Of all the countries in the region, Morocco has the best record with regard to its treatment of its Jewish community.
During the Second World War, when Morocco was more or less under French rule, King Mohammed V defied the Vichy government and refused to deport the country’s 250,000 Jews to Nazi concentration camps.
Moroccan Jews therefore credit him with being their protector and their benefactor.
In a letter that President Isaac Herzog sent to King Mohammed VI last week on the second anniversary of Morocco’s accession to the Abraham Accords, he noted this fact and wrote: “During some of the darkest hours of Jewish history, Morocco has served as a beacon of light and hope for the Jews. When expelled from Spain in the fifteenth century, many Jews found safe haven on the other side of the Mediterranean. And when millions of Jews faced the horrors of the Holocaust in the twentieth century, King Mohammed V provided a safe haven for his Jewish subjects.”
A guardian of Jews
Herzog added that the king is remembered as the protector and guardian of Jews in his realm.

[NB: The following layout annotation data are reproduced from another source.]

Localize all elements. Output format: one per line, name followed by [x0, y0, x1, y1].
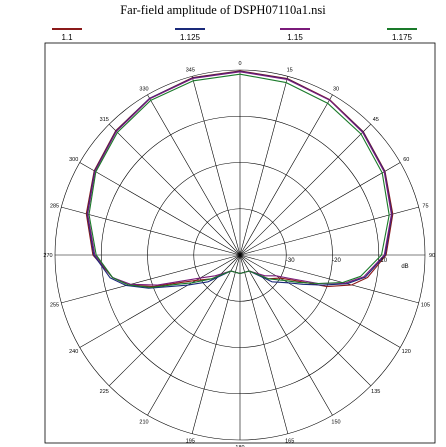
radial-tick-label: -10 — [378, 258, 387, 264]
angle-tick-label: 240 — [69, 349, 78, 355]
angle-tick-label: 135 — [371, 389, 380, 395]
angle-tick-label: 60 — [403, 157, 409, 163]
polar-grid — [54, 69, 426, 441]
grid-spoke — [191, 76, 241, 256]
plot-frame — [44, 42, 436, 444]
angle-tick-label: 300 — [69, 157, 78, 163]
angle-tick-label: 15 — [287, 68, 293, 74]
angle-tick-label: 270 — [43, 253, 52, 259]
angle-tick-label: 195 — [186, 438, 195, 444]
angle-tick-label: 315 — [100, 117, 109, 123]
angle-tick-label: 165 — [285, 438, 294, 444]
grid-spoke — [239, 162, 401, 256]
angle-tick-label: 45 — [373, 117, 379, 123]
grid-spoke — [108, 123, 241, 256]
axis-labels: 0 15 30 45 60 75 90 105 120 135 150 165 180 195 210 225… — [43, 61, 435, 447]
grid-spoke — [147, 94, 241, 256]
grid-spoke — [239, 76, 289, 256]
legend-label-1.175: 1.175 — [392, 33, 413, 42]
legend-label-1.125: 1.125 — [180, 33, 201, 42]
radial-tick-label: -20 — [332, 258, 341, 264]
grid-spoke — [79, 162, 241, 256]
grid-spoke — [79, 254, 241, 348]
grid-spoke — [239, 123, 372, 256]
angle-tick-label: 210 — [139, 419, 148, 425]
angle-tick-label: 30 — [333, 87, 339, 93]
legend: 1.1 1.125 1.15 1.175 — [52, 28, 417, 42]
legend-label-1.1: 1.1 — [61, 33, 73, 42]
angle-tick-label: 120 — [402, 349, 411, 355]
radial-unit-label: dB — [401, 264, 408, 270]
angle-tick-label: 105 — [421, 303, 430, 309]
angle-tick-label: 345 — [186, 68, 195, 74]
radial-tick-label: -30 — [286, 258, 295, 264]
angle-tick-label: 180 — [235, 445, 244, 447]
grid-spoke — [239, 254, 333, 416]
angle-tick-label: 285 — [50, 203, 59, 209]
angle-tick-label: 75 — [422, 203, 428, 209]
angle-tick-label: 150 — [331, 419, 340, 425]
chart-title: Far-field amplitude of DSPH07110a1.nsi — [120, 3, 326, 17]
angle-tick-label: 330 — [139, 87, 148, 93]
series-line-1.175 — [88, 73, 390, 288]
grid-spoke — [191, 254, 241, 434]
grid-spoke — [61, 254, 241, 304]
series-group — [85, 70, 394, 289]
grid-spoke — [239, 254, 401, 348]
grid-spoke — [239, 94, 333, 256]
angle-tick-label: 90 — [429, 253, 435, 259]
grid-spoke — [61, 206, 241, 256]
legend-label-1.15: 1.15 — [287, 33, 303, 42]
grid-spoke — [239, 254, 289, 434]
angle-tick-label: 0 — [238, 61, 241, 67]
angle-tick-label: 255 — [50, 303, 59, 309]
grid-spoke — [239, 254, 419, 304]
grid-spoke — [147, 254, 241, 416]
angle-tick-label: 225 — [100, 389, 109, 395]
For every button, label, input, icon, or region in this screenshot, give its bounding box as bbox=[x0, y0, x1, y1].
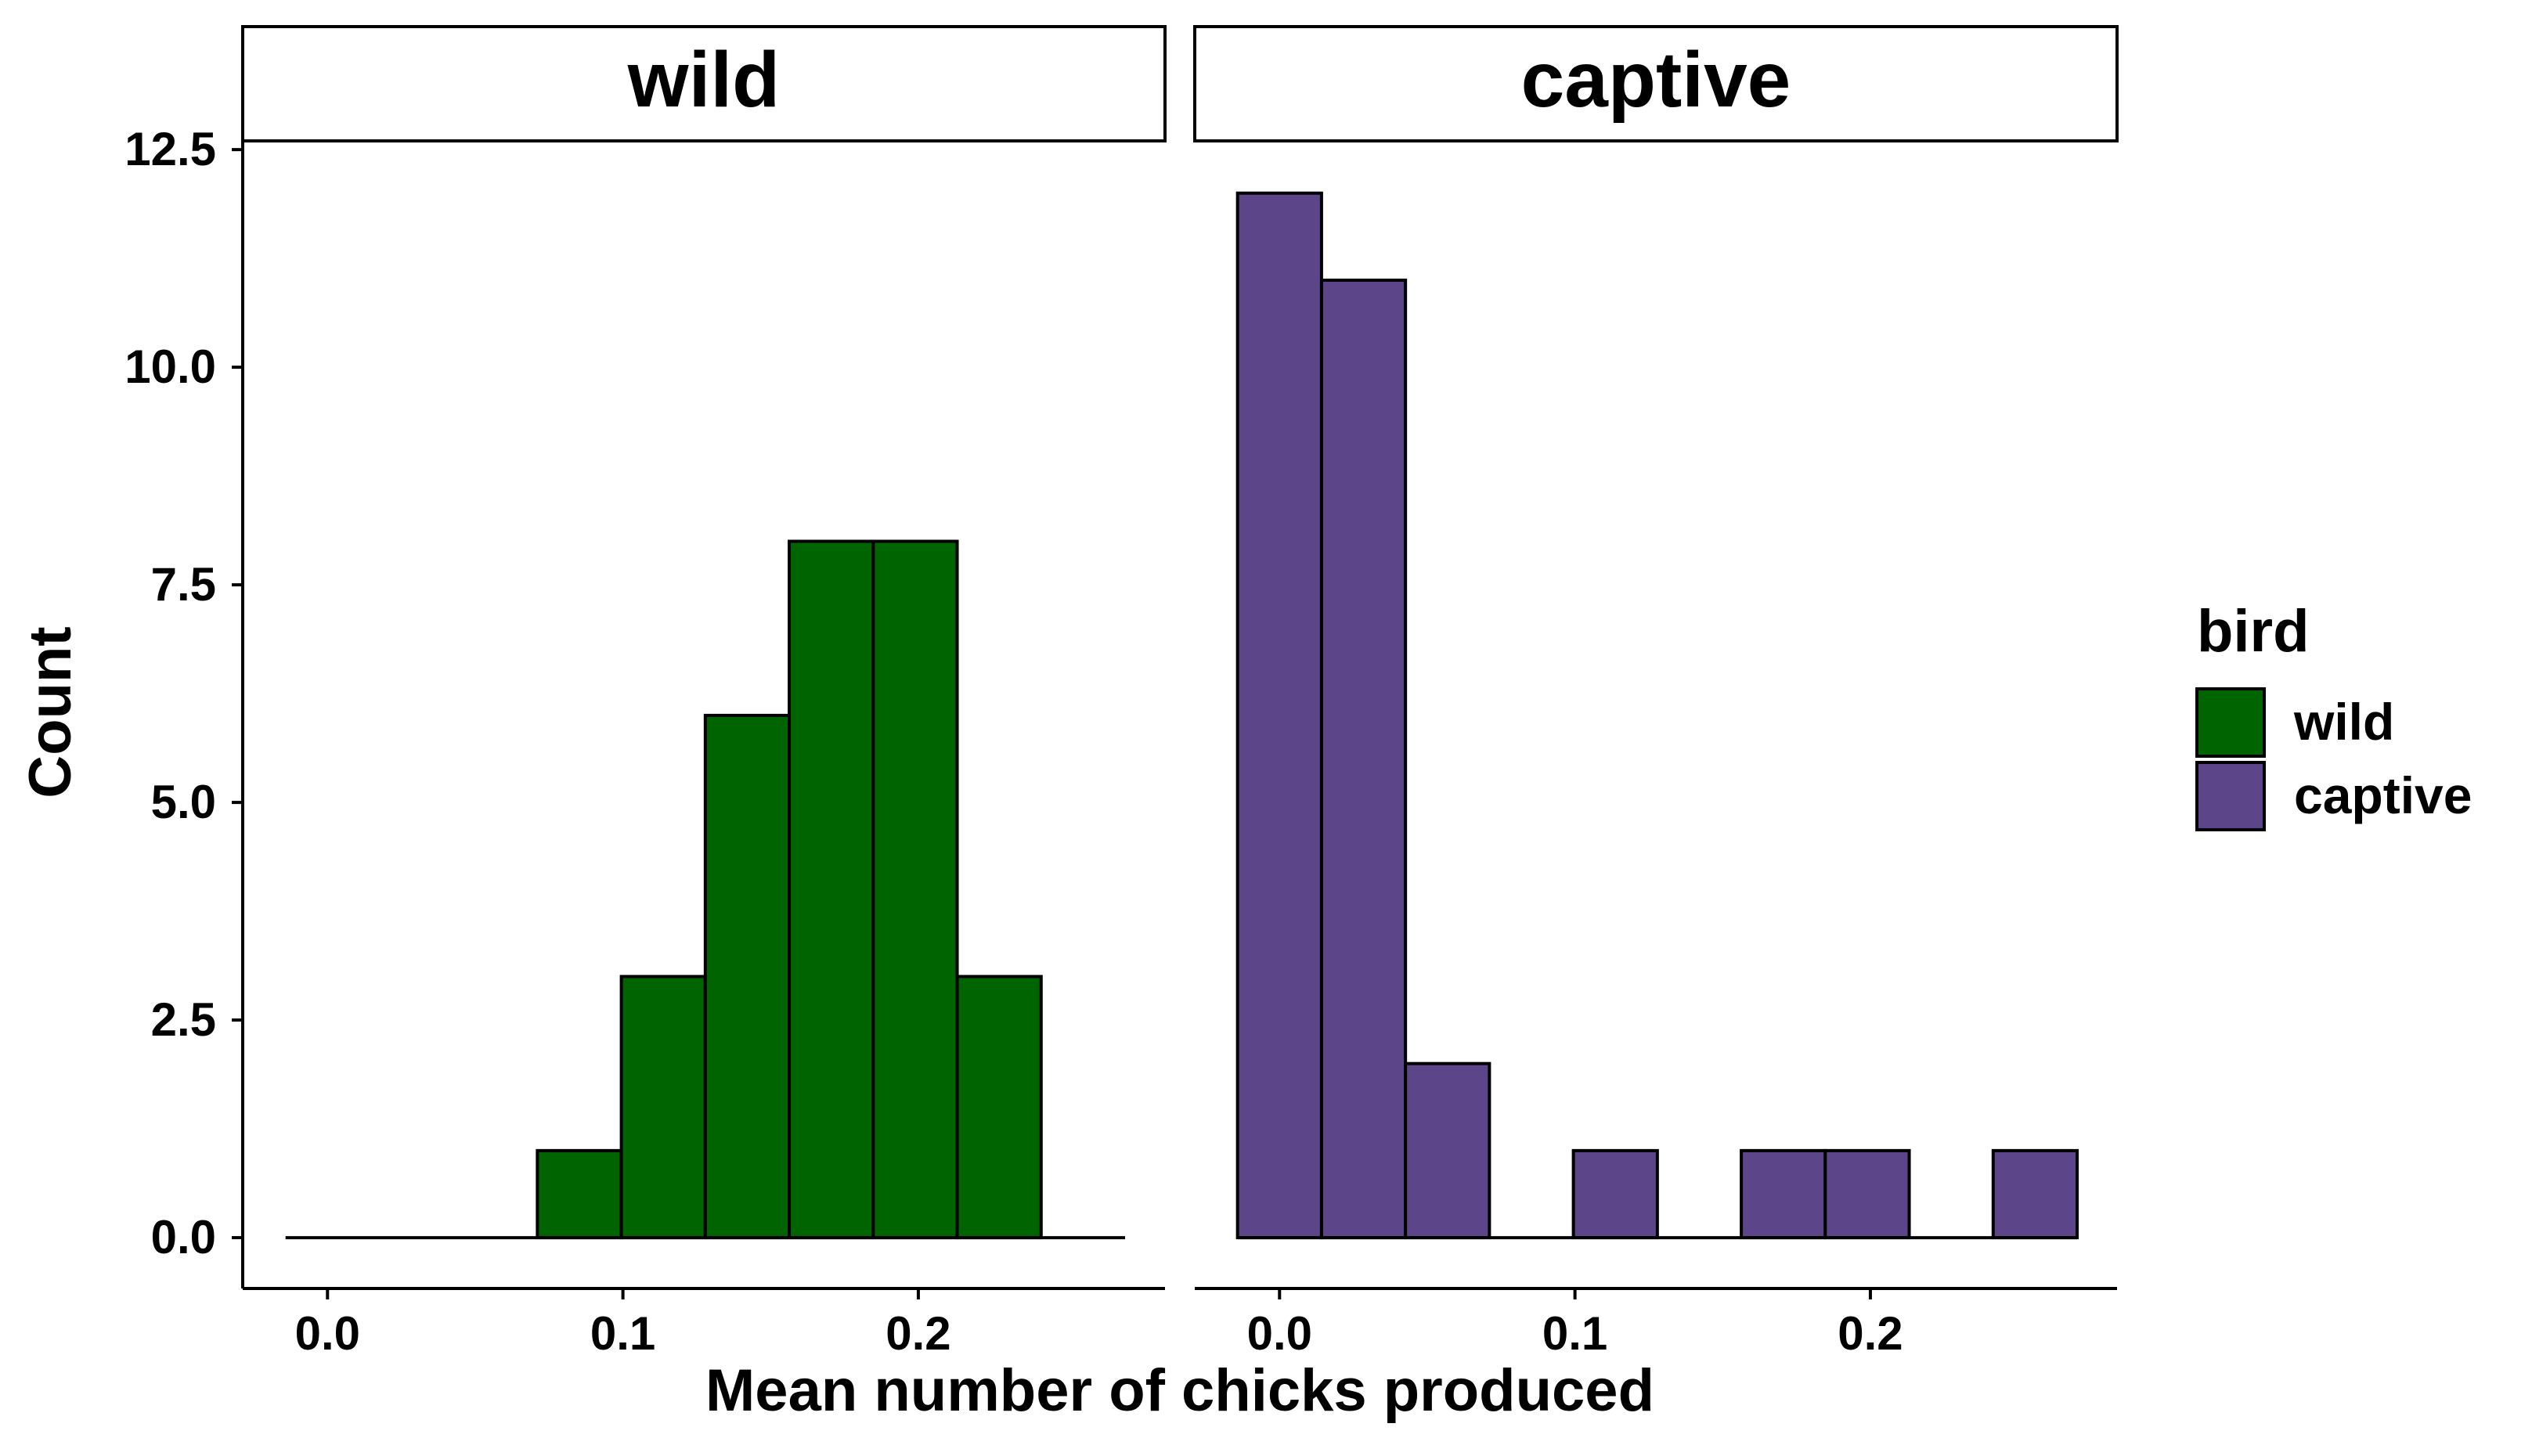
legend-title: bird bbox=[2197, 598, 2310, 665]
y-tick-label: 7.5 bbox=[151, 558, 216, 611]
y-axis-label: Count bbox=[17, 626, 84, 798]
y-tick-label: 2.5 bbox=[151, 993, 216, 1046]
histogram-bar bbox=[1319, 278, 1408, 1240]
x-tick-label: 0.1 bbox=[1542, 1307, 1607, 1360]
legend-swatch-captive bbox=[2195, 761, 2266, 831]
panel-wild: wild 0.0 0.1 0.2 bbox=[241, 25, 1167, 1360]
histogram-bar bbox=[1571, 1148, 1659, 1240]
histogram-bar bbox=[1740, 1148, 1827, 1240]
y-tick-label: 5.0 bbox=[151, 776, 216, 828]
x-axis-label: Mean number of chicks produced bbox=[705, 1357, 1654, 1424]
histogram-bar bbox=[871, 539, 959, 1240]
histogram-bar bbox=[1404, 1061, 1491, 1240]
histogram-bar bbox=[955, 975, 1043, 1240]
x-tick-label: 0.2 bbox=[885, 1307, 950, 1360]
histogram-bar bbox=[1991, 1148, 2079, 1240]
x-tick-label: 0.1 bbox=[590, 1307, 655, 1360]
histogram-bar bbox=[536, 1148, 623, 1240]
y-tick-label: 0.0 bbox=[151, 1211, 216, 1263]
legend-label-wild: wild bbox=[2293, 693, 2394, 751]
legend-swatch-wild bbox=[2195, 687, 2266, 758]
x-tick-label: 0.0 bbox=[295, 1307, 360, 1360]
legend-label-captive: captive bbox=[2294, 766, 2472, 824]
x-tick-label: 0.2 bbox=[1838, 1307, 1903, 1360]
histogram-bar bbox=[703, 713, 792, 1240]
facet-strip bbox=[241, 25, 1167, 142]
histogram-bar bbox=[619, 975, 707, 1240]
x-tick-label: 0.0 bbox=[1247, 1307, 1312, 1360]
histogram-bar bbox=[1823, 1148, 1911, 1240]
facet-strip-label: captive bbox=[1521, 36, 1791, 124]
facet-strip bbox=[1193, 25, 2119, 142]
facet-panels: wild 0.0 0.1 0.2 captive 0.0 0.1 0.2 bbox=[241, 25, 2119, 1360]
histogram-bar bbox=[1235, 191, 1323, 1240]
y-tick-label: 10.0 bbox=[124, 341, 216, 393]
facet-strip-label: wild bbox=[627, 36, 780, 124]
panel-captive: captive 0.0 0.1 0.2 bbox=[1193, 25, 2119, 1360]
histogram-bar bbox=[788, 539, 875, 1240]
y-tick-label: 12.5 bbox=[124, 123, 216, 175]
y-axis: 0.0 2.5 5.0 7.5 10.0 12.5 bbox=[124, 123, 244, 1288]
legend: bird wild captive bbox=[2195, 598, 2472, 831]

Mohammed’s concern for humanity has obviously been handed down to both his son and grandson, as the current monarch has not only been good to the Jews, but also has a Jewish advisor.
The attitude of the present king was not overlooked by Herzog in his letter. ”We salute your own many historic acts of support for the Jewish community of Morocco and your strengthening of peace between our two countries.”
Herzog also recalled that King Hassan II, father of the present king, had played a critical role in building the foundations of the peace on which Israel and Morocco stand.